Pauschalisiertes Nettoentgelt und Leistungssatz
Vom Bemessungsentgelt wird ein pauschaler Abzug von 20% für SV-Beiträge und Steuern vorgenommen (§ 153 SGB III). Das ergibt das pauschalisierte Nettoentgelt. Davon wird der Leistungssatz berechnet: 60% ohne Kind, 67% mit Kind (Kind im Haushalt oder Unterhaltspflicht). Dieser Betrag ist der ALG-Tagesbetrag.

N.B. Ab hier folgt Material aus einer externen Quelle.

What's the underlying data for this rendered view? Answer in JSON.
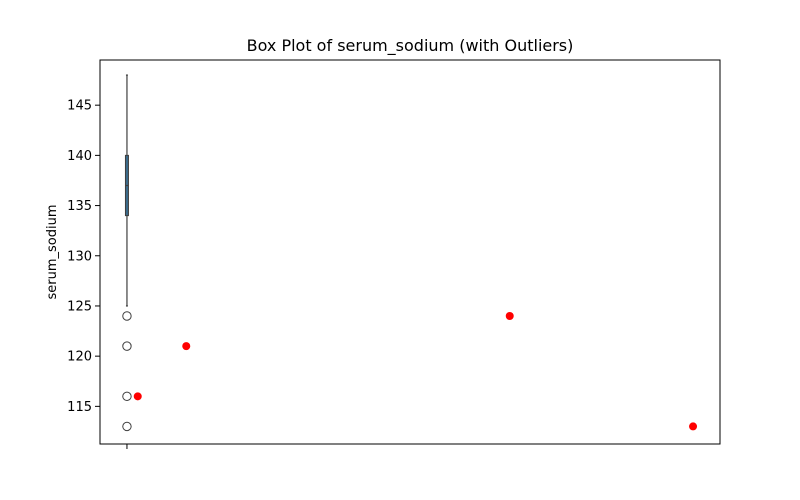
{
  "chart_data": {
    "type": "box",
    "title": "Box Plot of serum_sodium (with Outliers)",
    "xlabel": "",
    "ylabel": "serum_sodium",
    "ylim": [
      111.25,
      149.5
    ],
    "yticks": [
      115,
      120,
      125,
      130,
      135,
      140,
      145
    ],
    "grid": false,
    "box": {
      "whisker_low": 125,
      "q1": 134,
      "median": 137,
      "q3": 140,
      "whisker_high": 148,
      "box_color": "#3b6a8a",
      "fliers": [
        124,
        121,
        116,
        113
      ]
    },
    "highlighted_points": {
      "color": "#ff0000",
      "points": [
        {
          "x": 0.02,
          "y": 116
        },
        {
          "x": 0.11,
          "y": 121
        },
        {
          "x": 0.71,
          "y": 124
        },
        {
          "x": 1.05,
          "y": 113
        }
      ]
    },
    "xlim": [
      -0.05,
      1.1
    ]
  }
}
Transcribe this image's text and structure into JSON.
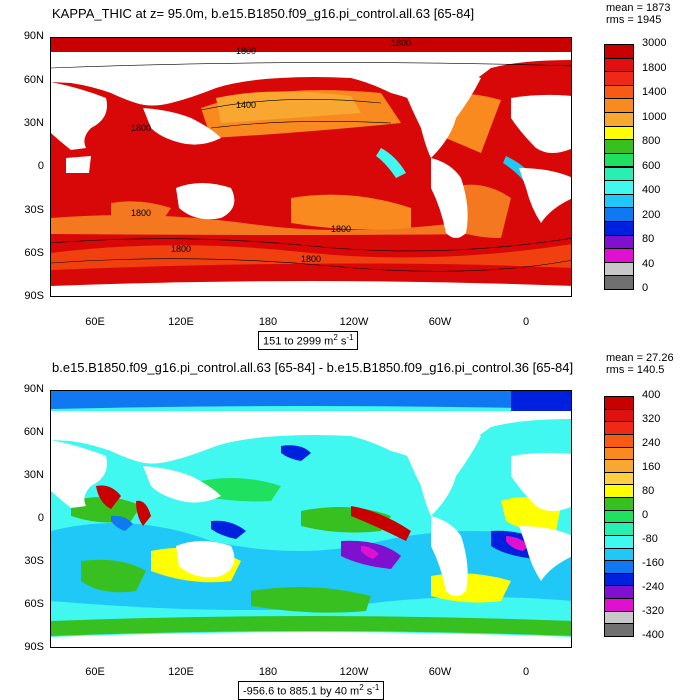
{
  "panel1": {
    "title": "KAPPA_THIC at z=  95.0m, b.e15.B1850.f09_g16.pi_control.all.63 [65-84]",
    "mean": "mean = 1873",
    "rms": "rms = 1945",
    "range_label": "151 to 2999 m",
    "range_units_tail": " s",
    "colorbar_labels": [
      "3000",
      "1800",
      "1400",
      "1000",
      "800",
      "600",
      "400",
      "200",
      "80",
      "40",
      "0"
    ],
    "colorbar_colors": [
      "#c80000",
      "#e01010",
      "#f02818",
      "#f65a14",
      "#f88a20",
      "#f8a830",
      "#ffff00",
      "#38c020",
      "#20e060",
      "#28f0b0",
      "#40f8f0",
      "#20c8f8",
      "#1078f0",
      "#0020e0",
      "#8010d0",
      "#e010d0",
      "#c8c8c8",
      "#707070"
    ],
    "contour_labels": [
      "1800",
      "1400",
      "1800",
      "1800",
      "1800",
      "1800",
      "1800",
      "1800"
    ]
  },
  "panel2": {
    "title": "b.e15.B1850.f09_g16.pi_control.all.63 [65-84] - b.e15.B1850.f09_g16.pi_control.36 [65-84]",
    "mean": "mean = 27.26",
    "rms": "rms = 140.5",
    "range_label": "-956.6 to 885.1 by 40 m",
    "range_units_tail": " s",
    "colorbar_labels": [
      "400",
      "320",
      "240",
      "160",
      "80",
      "0",
      "-80",
      "-160",
      "-240",
      "-320",
      "-400"
    ],
    "colorbar_colors": [
      "#c80000",
      "#e01010",
      "#f02818",
      "#f65a14",
      "#f88a20",
      "#f8a830",
      "#fcd040",
      "#ffff00",
      "#38c020",
      "#20e060",
      "#28f0b0",
      "#40f8f0",
      "#20c8f8",
      "#1078f0",
      "#0020e0",
      "#8010d0",
      "#e010d0",
      "#c8c8c8",
      "#707070"
    ]
  },
  "axes": {
    "lat_labels": [
      "90N",
      "60N",
      "30N",
      "0",
      "30S",
      "60S",
      "90S"
    ],
    "lon_labels": [
      "60E",
      "120E",
      "180",
      "120W",
      "60W",
      "0"
    ]
  }
}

Beispielrechnung: Bemessungsentgelt 40.000 € / 360 Tage
Bei einem Jahresbrutto von 40.000 € über 360 Bemessungstage ergibt sich ein tägliches Bemessungsentgelt von 111,11 €. Nach 20% Pauschalabzug = 88,89 € Nettoentgelt täglich. ALG täglich (ohne Kind, 60%): 53,33 €. ALG monatlich: 1.600 €. Das sind rund 60% des früheren Nettolohns — das gesetzliche Ziel der Lohnersatzfunktion.
Häufige Fragen zum ALG Bemessungsentgelt
Was ist das Bemessungsentgelt beim ALG?
Das Bemessungsentgelt nach § 150 SGB III ist das durchschnittliche tägliche Bruttoentgelt im Bemessungszeitraum (§ 151 SGB III). Es bildet die Grundlage für die Berechnung des Arbeitslosengeldes und ist auf die Beitragsbemessungsgrenze (BBG) der ALV gekappt.
Wie hoch ist die Beitragsbemessungsgrenze (BBG) für die ALV 2026?
Die BBG der Arbeitslosenversicherung beträgt 2026 bundeseinheitlich 8.450 € monatlich (101.400 € jährlich). Das Bemessungsentgelt wird auf diesen Betrag gekappt — auch wenn das tatsächliche Gehalt höher war.
Was bedeuten die Leistungssätze 60% und 67%?
Der Leistungssatz beträgt 60% des pauschalisierten Nettoentgelts für Arbeitslose ohne Kind. Mit Kind (im Haushalt lebend oder Unterhaltspflicht) gilt der erhöhte Leistungssatz von 67%. Das pauschalisierte Nettoentgelt wird durch Abzug von 20% vom Bemessungsentgelt ermittelt (§ 153 SGB III).
Wie wird der ALG-Tagesbetrag berechnet?
ALG-Tagesbetrag = Bemessungsentgelt täglich × 0,80 (pauschaler SV/Steuerabzug) × Leistungssatz (0,60 oder 0,67). Der monatliche ALG-Betrag ergibt sich durch Multiplikation mit 30 Tagen.
Welche Entgelte fließen ins Bemessungsentgelt ein?
Alle beitragspflichtigen Bruttoentgelte aus sv-pflichtigen Beschäftigungsverhältnissen im Bemessungszeitraum (§ 151 SGB III). Einzubeziehen sind auch Sonderzahlungen wie Urlaubs- und Weihnachtsgeld, soweit sie tatsächlich ausgezahlt wurden und sv-pflichtig waren.